On Sun, May 08, 2022 at 11:02:22AM +1000, Chris Angelico wrote:
> On Sun, 8 May 2022 at 10:23, Steven D'Aprano <[email protected]> wrote:
> > Outside of that narrow example of auto-assignment of attributes, can
> > anyone think of a use-case for this?
> >
>
> Honestly, I don't know of any. But in response to the objection that
> it makes no sense, I offer the perfectly reasonable suggestion that it
> could behave identically to other multiple assignment in Python.
Nobody says that it makes "no sense". Stephen Turnbull suggested it
doesn't make "much sense", but in context I think it is clear that he
meant there are no good uses for generalising this dotted parameter
name idea, not that we can't invent a meaning for the syntax.
> There's not a lot of places where people use "for x, x.y in iterable",
> but it's perfectly legal. Do we need a use-case for that one to
> justify having it, or is it justified by the simple logic that
> assignment targets are populated from left to right?
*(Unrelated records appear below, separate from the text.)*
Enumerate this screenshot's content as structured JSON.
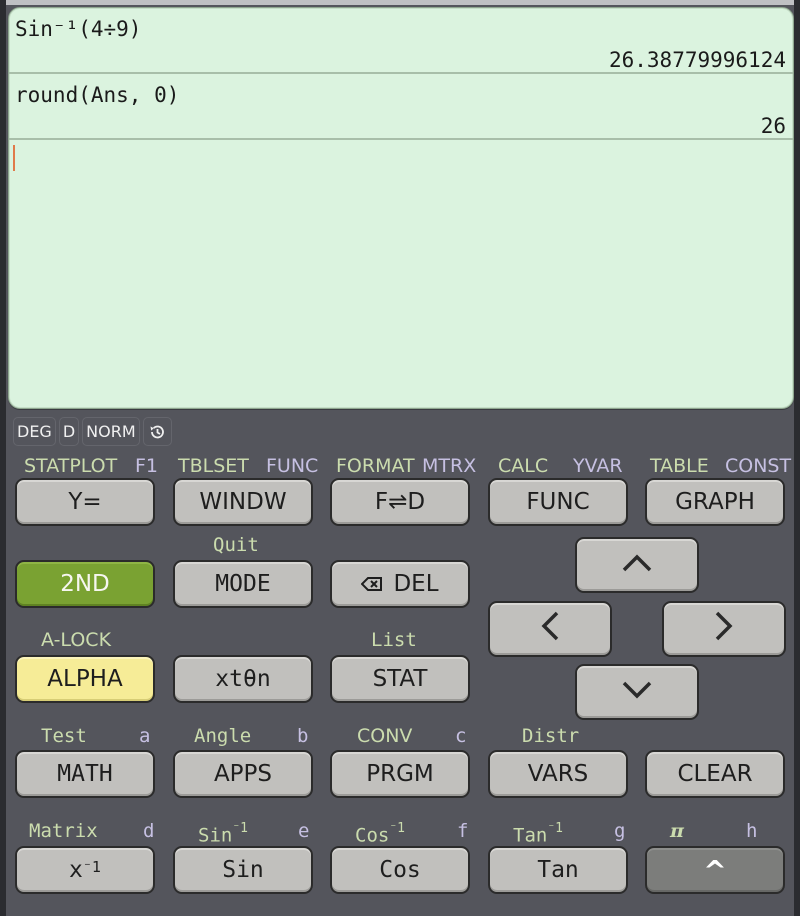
{
  "display": {
    "history": [
      {
        "expression": "Sin⁻¹(4÷9)",
        "result": "26.38779996124"
      },
      {
        "expression": "round(Ans, 0)",
        "result": "26"
      }
    ],
    "current_input": ""
  },
  "status": {
    "angle_mode": "DEG",
    "decimal_mode": "D",
    "format_mode": "NORM",
    "history_icon": "history-icon"
  },
  "keys": {
    "row1": [
      {
        "label": "Y=",
        "second": "STATPLOT",
        "alpha": "F1"
      },
      {
        "label": "WINDW",
        "second": "TBLSET",
        "alpha": "FUNC"
      },
      {
        "label": "F⇌D",
        "second": "FORMAT",
        "alpha": "MTRX"
      },
      {
        "label": "FUNC",
        "second": "CALC",
        "alpha": "YVAR"
      },
      {
        "label": "GRAPH",
        "second": "TABLE",
        "alpha": "CONST"
      }
    ],
    "second": {
      "label": "2ND"
    },
    "mode": {
      "label": "MODE",
      "second": "Quit"
    },
    "del": {
      "label": "DEL",
      "icon": "backspace-icon"
    },
    "alpha": {
      "label": "ALPHA",
      "second": "A-LOCK"
    },
    "xton": {
      "label": "xtθn"
    },
    "stat": {
      "label": "STAT",
      "second": "List"
    },
    "arrows": {
      "up": "up-arrow-icon",
      "left": "left-arrow-icon",
      "right": "right-arrow-icon",
      "down": "down-arrow-icon"
    },
    "row4": [
      {
        "label": "MATH",
        "second": "Test",
        "alpha": "a"
      },
      {
        "label": "APPS",
        "second": "Angle",
        "alpha": "b"
      },
      {
        "label": "PRGM",
        "second": "CONV",
        "alpha": "c"
      },
      {
        "label": "VARS",
        "second": "Distr",
        "alpha": ""
      },
      {
        "label": "CLEAR",
        "second": "",
        "alpha": ""
      }
    ],
    "row5": [
      {
        "label": "x",
        "label_sup": "⁻1",
        "second": "Matrix",
        "alpha": "d"
      },
      {
        "label": "Sin",
        "second": "Sin",
        "second_sup": "⁻1",
        "alpha": "e"
      },
      {
        "label": "Cos",
        "second": "Cos",
        "second_sup": "⁻1",
        "alpha": "f"
      },
      {
        "label": "Tan",
        "second": "Tan",
        "second_sup": "⁻1",
        "alpha": "g"
      },
      {
        "label": "^",
        "second": "π",
        "alpha": "h"
      }
    ]
  }
}
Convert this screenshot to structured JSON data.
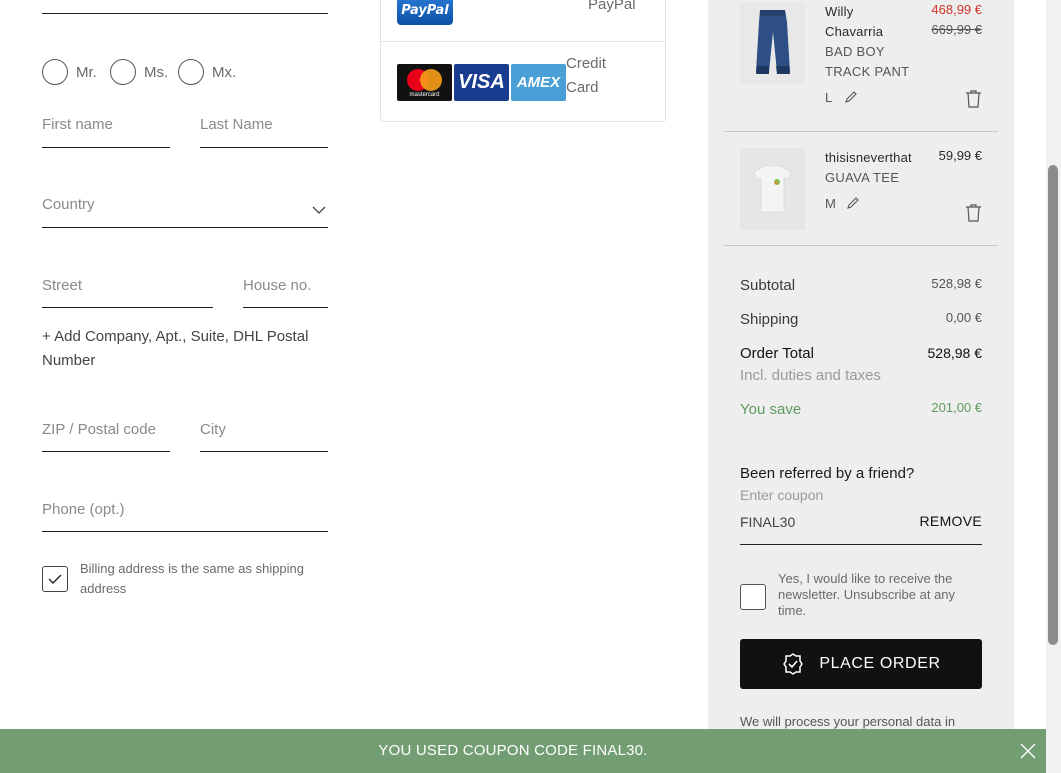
{
  "form": {
    "salutations": [
      {
        "label": "Mr."
      },
      {
        "label": "Ms."
      },
      {
        "label": "Mx."
      }
    ],
    "first_name_placeholder": "First name",
    "last_name_placeholder": "Last Name",
    "country_placeholder": "Country",
    "street_placeholder": "Street",
    "house_no_placeholder": "House no.",
    "add_company_link": "+ Add Company, Apt., Suite, DHL Postal Number",
    "zip_placeholder": "ZIP / Postal code",
    "city_placeholder": "City",
    "phone_placeholder": "Phone (opt.)",
    "billing_same_label": "Billing address is the same as shipping address"
  },
  "payment": {
    "paypal_label": "PayPal",
    "paypal_logo_text": "PayPal",
    "credit_card_label": "Credit Card",
    "card_logos": {
      "mastercard": "mastercard",
      "visa": "VISA",
      "amex": "AMEX"
    }
  },
  "cart": {
    "items": [
      {
        "brand": "Willy Chavarria",
        "name": "BAD BOY TRACK PANT",
        "size": "L",
        "price": "468,99 €",
        "old_price": "669,99 €"
      },
      {
        "brand": "thisisneverthat",
        "name": "GUAVA TEE",
        "size": "M",
        "price": "59,99 €"
      }
    ],
    "subtotal_label": "Subtotal",
    "subtotal_value": "528,98 €",
    "shipping_label": "Shipping",
    "shipping_value": "0,00 €",
    "total_label": "Order Total",
    "total_value": "528,98 €",
    "total_note": "Incl. duties and taxes",
    "save_label": "You save",
    "save_value": "201,00 €",
    "referral_title": "Been referred by a friend?",
    "coupon_placeholder": "Enter coupon",
    "coupon_value": "FINAL30",
    "remove_label": "REMOVE",
    "newsletter_label": "Yes, I would like to receive the newsletter. Unsubscribe at any time.",
    "place_order_label": "PLACE ORDER",
    "privacy_note": "We will process your personal data in"
  },
  "banner": {
    "message": "YOU USED COUPON CODE FINAL30."
  },
  "colors": {
    "sale_red": "#d0342c",
    "save_green": "#5f9a5f",
    "banner_green": "#739d72",
    "button_dark": "#111111"
  }
}
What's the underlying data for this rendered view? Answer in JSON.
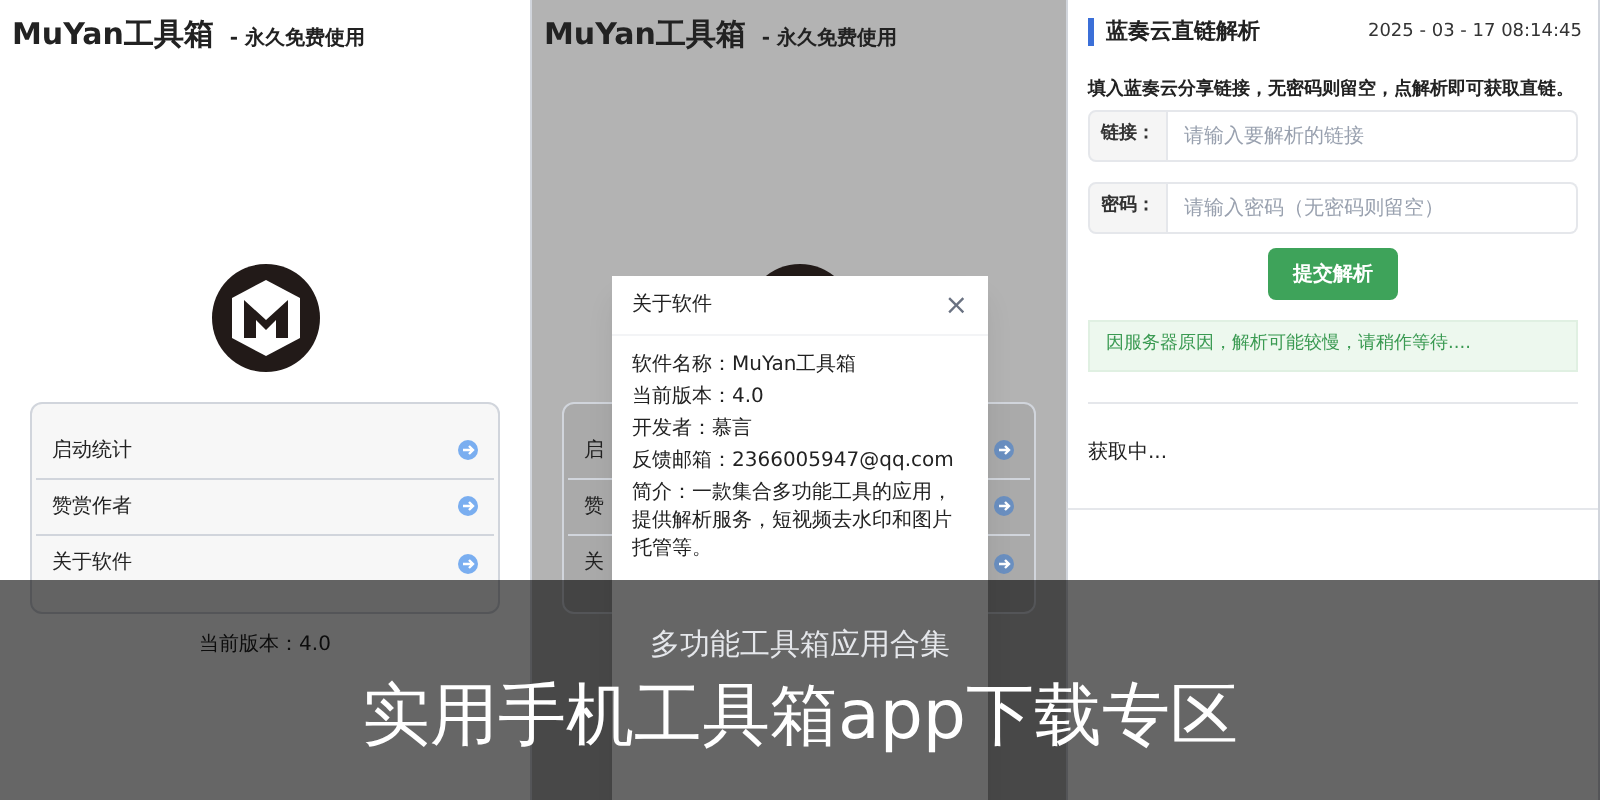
{
  "panels": [
    {
      "kind": "home",
      "dimmed": false,
      "app_title": "MuYan工具箱",
      "app_subtitle": "- 永久免费使用",
      "menu": [
        {
          "label": "启动统计"
        },
        {
          "label": "赞赏作者"
        },
        {
          "label": "关于软件"
        }
      ],
      "version": "当前版本：4.0"
    },
    {
      "kind": "home",
      "dimmed": true,
      "app_title": "MuYan工具箱",
      "app_subtitle": "- 永久免费使用",
      "menu": [
        {
          "label": "启"
        },
        {
          "label": "赞"
        },
        {
          "label": "关"
        }
      ],
      "dialog": {
        "title": "关于软件",
        "close": "×",
        "lines": [
          "软件名称：MuYan工具箱",
          "当前版本：4.0",
          "开发者：慕言",
          "反馈邮箱：2366005947@qq.com",
          "简介：一款集合多功能工具的应用，提供解析服务，短视频去水印和图片托管等。"
        ]
      }
    },
    {
      "kind": "parser",
      "title": "蓝奏云直链解析",
      "datetime": "2025 - 03 - 17 08:14:45",
      "intro": "填入蓝奏云分享链接，无密码则留空，点解析即可获取直链。",
      "fields": [
        {
          "label": "链接：",
          "placeholder": "请输入要解析的链接"
        },
        {
          "label": "密码：",
          "placeholder": "请输入密码（无密码则留空）"
        }
      ],
      "submit": "提交解析",
      "notice": "因服务器原因，解析可能较慢，请稍作等待....",
      "status": "获取中..."
    }
  ],
  "banner": {
    "subtitle": "多功能工具箱应用合集",
    "title": "实用手机工具箱app下载专区"
  }
}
The analogy breaks down because we aren't talking about assignment
targets, but function parameters. Function parameters are only
*kinda sorta* like assignment targets, and the process of binding
function arguments passed by the caller to those parameters is not as
simple as
self, x, x.y = args
The interpreter also does a second pass using keyword arguments, and a
third pass assigning defaults if needed. Or something like that -- I
don't think the precise implementation matters.
Of course we could make it work by giving *some* set of defined
semantics, but unless it is actually useful, why should we bother? Hence
my comment YAGNI.
> I'm not advocating for this, but it shouldn't be pooh-poohed just
> because it has more power than you personally can think of uses for.
Power to do *what*?
If nobody can think of any uses for this (beyond the auto-assignment of
attributes), then what power does it really have?
I don't think "power" of a programming language feature has a purely
objective, precise definition. But if it did, it would surely have
something to do with the ability to solve actual problems.